By Mid-March, 2018: The three Boards will vote on bringing the proposed covenant of purpose, articles of incorporation and bylaws for the new conference to the Annual Meeting
By Mid-March: These documents will be posted to the three conference websites
March – June: This initiative will be discussed at Super Saturday (March 17) and at various Association meetings and other gatherings. Watch this website for a list.
June 15-16: Joint Annual Meeting will be asked to approve the documents creating the new conference (a nonprofit corporation) and to elect officers.
July 2018 – June 2019: Coordination and cooperation among conferences will increase; three state attorneys general will be asked to approve of the new entity
June 2019: General Synod will be asked to approve the new conference
Jan. 1, 2020: new conference becomes operational
By Tiffany Vail
Associate Conference Minister for Communications
WOODSTOCK, CT - After spending two hours going over documents detailing the future operation of a new, unified conference, the Connecticut, Massachusetts and Rhode Island Conference Boards of Directors on Saturday enthusiastically gave their stamp of approval to moving forward with the process.
The three Boards voted to affirm “in all material respects” the proposed covenant of purpose, articles of incorporation and bylaws for the new conference.

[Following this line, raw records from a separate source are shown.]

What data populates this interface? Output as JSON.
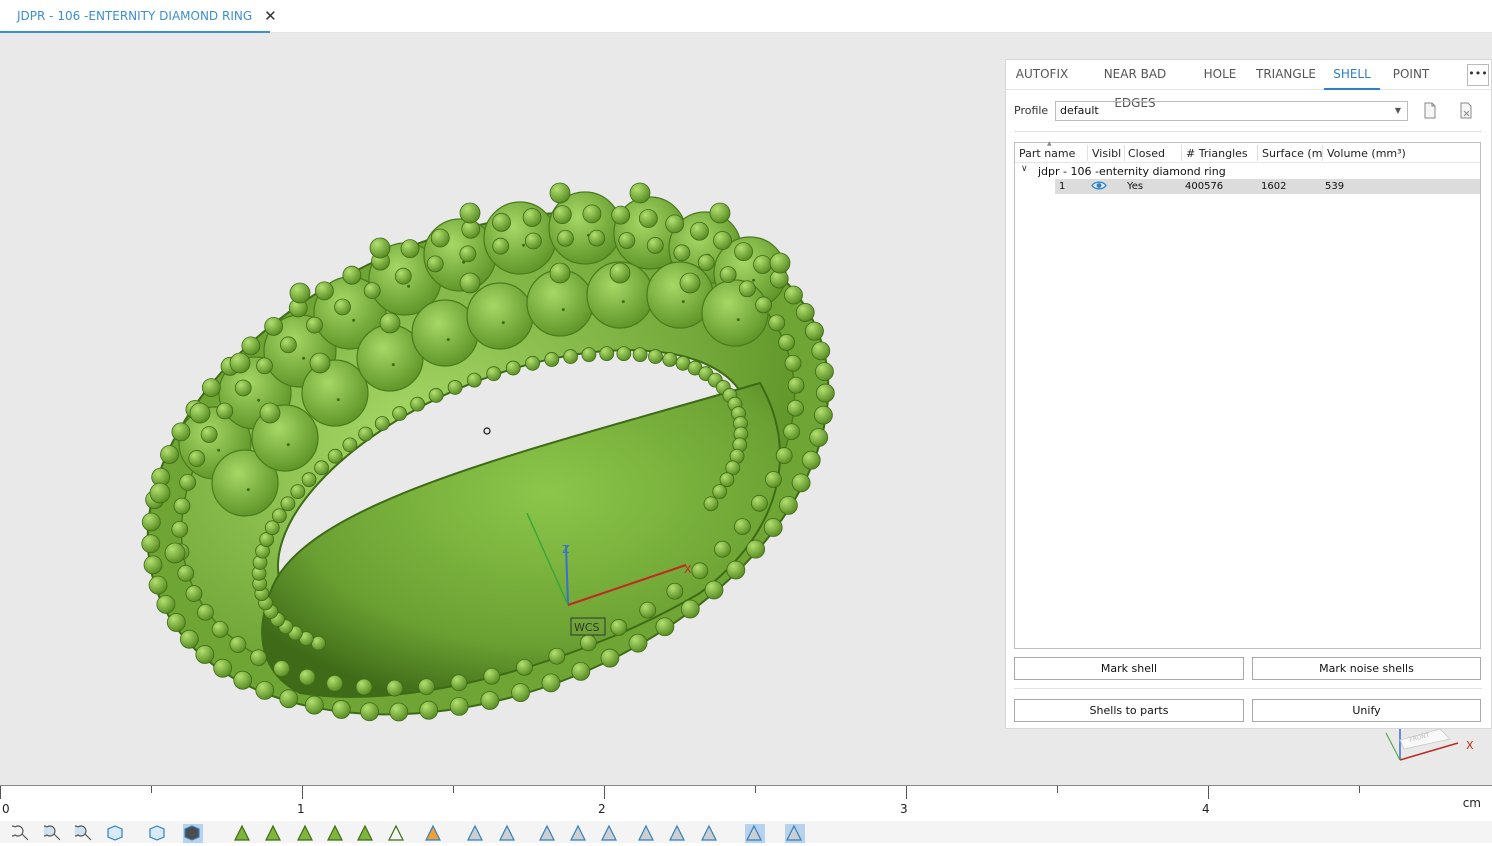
{
  "document_tab": {
    "title": "JDPR - 106 -ENTERNITY DIAMOND  RING",
    "close_glyph": "✕"
  },
  "viewport": {
    "background": "#e9e9e9",
    "model_color": "#7db53d",
    "wcs_label": "WCS",
    "axis_labels": {
      "z": "Z",
      "x": "X"
    }
  },
  "panel": {
    "tabs": [
      {
        "label": "AUTOFIX",
        "active": false
      },
      {
        "label": "NEAR BAD EDGES",
        "active": false
      },
      {
        "label": "HOLE",
        "active": false
      },
      {
        "label": "TRIANGLE",
        "active": false
      },
      {
        "label": "SHELL",
        "active": true
      },
      {
        "label": "POINT",
        "active": false
      }
    ],
    "more_label": "•••",
    "profile": {
      "label": "Profile",
      "value": "default"
    },
    "table": {
      "columns": [
        "Part name",
        "Visibl",
        "Closed",
        "# Triangles",
        "Surface (mr",
        "Volume (mm³)"
      ],
      "group": {
        "expander": "∨",
        "label": "jdpr - 106 -enternity diamond  ring"
      },
      "rows": [
        {
          "index": "1",
          "visible": "eye-icon",
          "closed": "Yes",
          "triangles": "400576",
          "surface": "1602",
          "volume": "539"
        }
      ]
    },
    "buttons": {
      "mark_shell": "Mark shell",
      "mark_noise_shells": "Mark noise shells",
      "shells_to_parts": "Shells to parts",
      "unify": "Unify"
    },
    "accent_color": "#2f80c5"
  },
  "triad": {
    "x_label": "X",
    "cube_label": "FRONT"
  },
  "ruler": {
    "labels": [
      "0",
      "1",
      "2",
      "3",
      "4"
    ],
    "unit": "cm"
  },
  "toolbar": {
    "icons": [
      "zoom-icon",
      "zoom-fit-icon",
      "zoom-selection-icon",
      "view-cube-icon",
      "view-box-icon",
      "shaded-view-icon",
      "triangle-view-icon",
      "surface-view-icon",
      "curve-view-icon",
      "section-view-icon",
      "sphere-view-icon",
      "wireframe-view-icon",
      "color-box-icon",
      "mesh-icon",
      "mesh-transform-icon",
      "mesh-delete-icon",
      "mesh-a-icon",
      "mesh-b-icon",
      "mesh-c-icon",
      "mesh-d-icon",
      "mesh-e-icon",
      "mesh-f-icon",
      "mesh-g-icon"
    ]
  }
}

They also suggested some relatively minor modifications, and plan to vote on revised documents in separate meetings by mid-March. The documents will be made public no later than mid-March, in preparation for the June 15-16 joint Annual Meeting, where delegates will be asked to approve them.
Board members at times struggled to balance the need for documents that on the one hand satisfy the legal requirements of forming a new, non-profit entity, but on the other hand express the desire for covenant among the conferences.
Massachusetts Conference Board member the Rev. Michael McSherry, who was a corporate lawyer before becoming a minister, likened the process of drafting these documents to “honoring Caesar and honoring God.”
“That’s part of what we’re doing – honoring the attorneys general of our three states and honoring our religious tradition,” said McSherry, who served on the task team that worked with an attorney to develop the documents. “We recognize that the language and the architecture don’t look a lot like what we’re used to.”
But, McSherry said, state officials will pay close attention to how the conferences move forward in this process, because it is their job to ensure that money given to the conferences as public charities is spent properly, honoring the intent of the original donors. That is why the proposal being developed calls for creating a new nonprofit corporation of which the three existing conferences are “members.” Each conference will continue to have its own board, but some members of those boards will also serve on the board of the new entity. Some board members chafed at the proposal, expressing frustration that it falls short of bringing the conferences fully “together, as one.”
But the members of the task team that worked on the proposal said it is a necessary step, and said the documents have been carefully prepared so as to neither require nor preclude the conferences from fully merging into one entity some time in the future.
“This takes us up to the edge, but not quite to, a full merger,” McSherry said. “If we do get to the point of wanting to merge the three historical conferences … then we’ll have the track record of having collaborated for a few years first.”
Dawn Hammond, Massachusetts Associate Conference Minister for Policy and Finance, added: “the important thing is that we’re acting missionally together. We can decide later whether we want to jump through the legal hoops to join legally.”
A provision of the proposed bylaws allows for other organizations or ministries to join the new entity as “associate members” alongside the three southern New England conferences. This was the result of a provision in the resolution approved by annual meeting delegates last year, which said the proposal for a new conference “may also provide a common table for other faith communities, both historic and those coming into being, to share in common vision.”
The bylaws for the new entity allow for acceptance of associate members who “want to align with and act in common cause with the purpose” of the new conference.
“This little paragraph is unprecedented in American denominational history,” said Massachusetts Conference Minister and President the Rev. Dr. Jim Antal. McSherry added that this document is inviting other groups to "join our energy and our spirit.”
“This is one the most exciting things to come out of this process,” said Connecticut Conference Board Member David Lincicome.
The three Boards also briefly discussed what the process would be for naming the new conference, and agreed that the decision should not come from them, but should come from the wider membership of the three conferences. Together, As One, will continue to be used as a placeholder name while that conversation goes forward.